Member of the Chamber of Deputies
- In office 15 May 1949 – 1 December 1950
- Succeeded by: Ramón Noguera
- Constituency: 8th Departamental Group

Personal details
- Born: 12 October 1901 Melipilla, Chile
- Died: 1 December 1950 (aged 49) Santiago, Chile
- Party: Conservative Party; Traditionalist Conservative Party;
- Occupation: Politician; Farmer

= Roberto Bravo Santibáñez =

Chilean politician (1901–1950)

Roberto Bravo Santibáñez (12 October 1901 – December 1950) was a Chilean farmer and conservative politician who served as Deputy during the 1949–1953 legislative period, dying in office in 1950.

In recognition of his public contribution, the municipal football stadium used by Deportes Melipilla was named Estadio Municipal Roberto Bravo Santibáñez.

== Biography ==
Bravo Santibáñez was born in Melipilla on 12 October 1901, the son of José Tomás Bravo and Sara Santibáñez. He studied at the Seminary of Santiago and at the University of Chile.

He worked as a farmer and was a partner in the firm Bravo Hermanos, owners of the Melipilla livestock fair. A member of the Conservative and Traditionalist Conservative Parties, he served as Mayor of Melipilla for two consecutive terms.

He was elected Deputy for the 8th Departamental Group for the 1949–1953 legislative term.

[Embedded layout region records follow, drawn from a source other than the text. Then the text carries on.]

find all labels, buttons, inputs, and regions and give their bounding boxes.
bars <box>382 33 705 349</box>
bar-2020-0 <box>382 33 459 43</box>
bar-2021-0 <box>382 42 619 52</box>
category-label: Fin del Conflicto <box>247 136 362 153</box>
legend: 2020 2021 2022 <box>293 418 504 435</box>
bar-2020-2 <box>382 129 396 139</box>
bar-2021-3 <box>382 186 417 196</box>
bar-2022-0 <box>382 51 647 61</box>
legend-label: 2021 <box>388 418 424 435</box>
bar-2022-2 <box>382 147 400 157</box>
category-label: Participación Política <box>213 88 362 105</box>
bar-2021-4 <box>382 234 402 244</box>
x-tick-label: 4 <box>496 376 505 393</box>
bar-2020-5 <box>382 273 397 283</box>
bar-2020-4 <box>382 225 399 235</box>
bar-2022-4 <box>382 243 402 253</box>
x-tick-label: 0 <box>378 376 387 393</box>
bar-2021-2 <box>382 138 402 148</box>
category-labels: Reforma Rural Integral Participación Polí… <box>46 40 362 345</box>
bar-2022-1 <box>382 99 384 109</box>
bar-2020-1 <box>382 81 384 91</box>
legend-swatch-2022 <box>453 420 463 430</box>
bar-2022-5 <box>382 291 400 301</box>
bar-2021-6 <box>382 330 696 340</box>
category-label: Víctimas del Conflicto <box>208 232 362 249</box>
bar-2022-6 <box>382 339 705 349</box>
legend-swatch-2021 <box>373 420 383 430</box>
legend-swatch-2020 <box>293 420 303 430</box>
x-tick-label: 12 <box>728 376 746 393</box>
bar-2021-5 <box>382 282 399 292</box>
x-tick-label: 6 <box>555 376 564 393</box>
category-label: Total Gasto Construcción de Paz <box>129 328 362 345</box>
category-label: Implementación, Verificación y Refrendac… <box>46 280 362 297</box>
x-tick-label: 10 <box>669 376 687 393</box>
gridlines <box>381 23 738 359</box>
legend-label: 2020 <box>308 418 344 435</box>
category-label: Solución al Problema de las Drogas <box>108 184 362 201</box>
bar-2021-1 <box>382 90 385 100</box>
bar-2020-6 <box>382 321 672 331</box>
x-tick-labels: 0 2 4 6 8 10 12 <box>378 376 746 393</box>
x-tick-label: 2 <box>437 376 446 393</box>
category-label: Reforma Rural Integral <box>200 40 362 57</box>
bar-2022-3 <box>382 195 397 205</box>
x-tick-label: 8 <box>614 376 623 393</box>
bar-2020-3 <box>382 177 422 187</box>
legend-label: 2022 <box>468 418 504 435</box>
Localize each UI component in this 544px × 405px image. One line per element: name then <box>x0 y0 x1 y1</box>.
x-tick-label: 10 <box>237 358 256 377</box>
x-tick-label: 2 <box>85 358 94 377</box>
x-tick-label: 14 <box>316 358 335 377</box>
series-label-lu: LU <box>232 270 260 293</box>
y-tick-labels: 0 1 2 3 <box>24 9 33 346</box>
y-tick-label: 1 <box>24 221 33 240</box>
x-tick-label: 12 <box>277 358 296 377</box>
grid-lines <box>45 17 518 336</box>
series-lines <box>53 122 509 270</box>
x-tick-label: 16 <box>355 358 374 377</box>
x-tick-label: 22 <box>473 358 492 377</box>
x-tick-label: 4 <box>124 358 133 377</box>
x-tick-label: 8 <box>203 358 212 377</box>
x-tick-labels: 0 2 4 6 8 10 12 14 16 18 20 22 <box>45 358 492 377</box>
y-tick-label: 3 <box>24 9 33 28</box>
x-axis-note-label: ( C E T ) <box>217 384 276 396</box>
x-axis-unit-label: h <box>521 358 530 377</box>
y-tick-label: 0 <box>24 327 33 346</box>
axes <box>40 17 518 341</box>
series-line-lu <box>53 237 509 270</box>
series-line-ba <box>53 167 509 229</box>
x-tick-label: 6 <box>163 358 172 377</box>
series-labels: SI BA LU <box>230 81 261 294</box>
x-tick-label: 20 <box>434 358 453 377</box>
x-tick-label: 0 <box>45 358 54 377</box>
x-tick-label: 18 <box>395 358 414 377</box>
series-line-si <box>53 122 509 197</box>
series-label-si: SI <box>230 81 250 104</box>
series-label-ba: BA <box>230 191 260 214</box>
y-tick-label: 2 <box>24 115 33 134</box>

He served as substitute member of the Permanent Committee on Internal Government and as member of the Permanent Committee on Economy and Commerce. He died in December 1950 before completing his term, and on 24 April 1951 Ramón Noguera was sworn in as his replacement.

He was a member of the Sociedad Nacional de Agricultura (SNA) and former president of the Club Social de Melipilla. He died in Santiago in December 1950 while serving in Parliament.